In the process of launching those first five parachains, Polkadot held an auction that enabled the winning projects – Acala, Astar, Clover, Moonbeam and Parallel Finance – to lease those slots for two years. Doing so, it locked up a total of 106 million DOT (9% of the total supply) for the duration of those leases.
“With the extensive testing done on our Rococo testnet, all five parachains on both Polkadot and Kusama hit the ground running, producing blocks the moment that their slot went live,”
Wood said.
While Polkadot has been impressive by hitting all of the targets on its roadmap, its progression to become the world’s first globally decentralized system, wth governance fully determined by the community, also stands out. In 2021 it saw more than 200,000 DOT holders voting on various proposals for the project’s future direction.
That success is not so surprising when we take into account Polkadot’s enormous community expansion over the past year. As Wood noted, Polkadot’s online growth was “raging” throughout the year, with more than two million page views (up four-times from the previous year) on its official website, of which 75% were unique visitors. Its social media following has exploded too, with Wood pointing out it now has more than a million followers on Twitter, up 10-times, and almost 50,000 WeChat subscribers, up three-times. Kusama has attracted a big following too, with its Twitter fan base growing from 30,000 last year to more than 200,000 by the end of 2021.
Other social metrics include 70,000 members in the Polkadot subreddit, 20,000 members on its official Discord channel and 40,000 on its YouTube channel.
Polkadot has attracted a lot of interest from developers too, with more than 1,000 attending one of the ten Substrate courses now available and 70% of those graduating. Polkadot also hosted four hackathons in the last year, where 50 teams built projects to benefit the ecosystem. Of those, 10 have won slots on relay chains such as Acala and Astar, or are currently bidding for slots through Crowdloan.
Looking ahead to 2022, Wood promised that this year will be the beginning of the next chapter in the Polkadot story, where the prospect of scaled hyper-connectivity under a single security umbrella comes to life as more parachains go live.

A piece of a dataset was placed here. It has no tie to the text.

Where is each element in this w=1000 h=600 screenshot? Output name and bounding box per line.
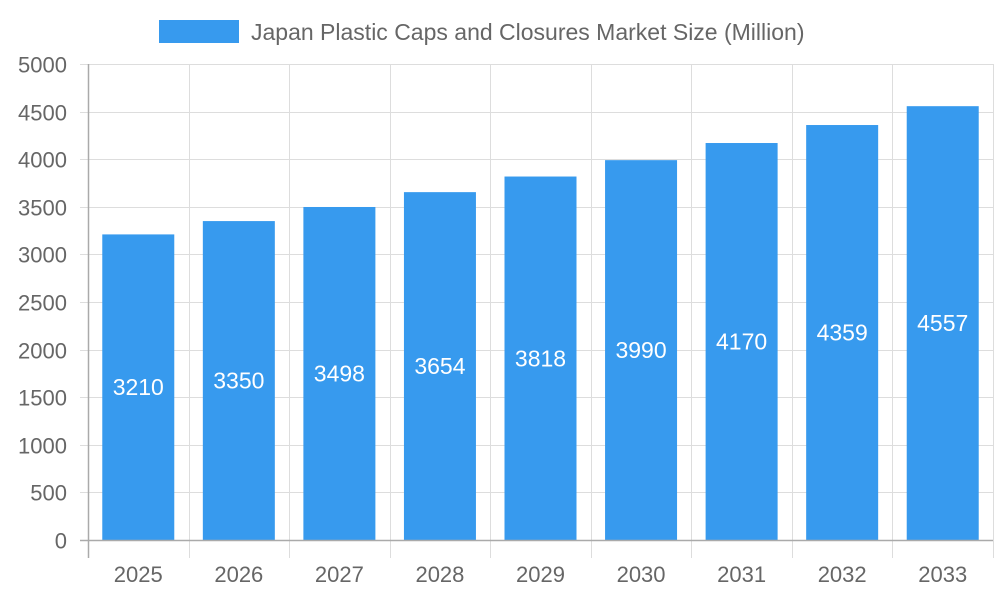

There’s plenty on the agenda for this year, Wood said. The Polkadot team will devote a significant amount of time to refactoring and optimizing its code and adding new technology that should reduce the costs and latency associated with passing messages between different parachains. The goal is for each parachain to hit a target of 1,000 standard transactions per second, per shard, he said. Developers will also focus on building Polkadot’s anticipated parathread feature that ensures teams who do not win a parachain slot can still benefit from Polkadot’s security guarantees.
“With more than 150 chains serving a variety of purposes under development, many of which already with test-nets, there is much to anticipate,”
Wood promised.
“We also have the launch of decentralized bridges to look forward to, initially Parity’s bridge which will connect Polkadot to Kusama, and later Snowfork’s which will connect Polkadot to Ethereum.”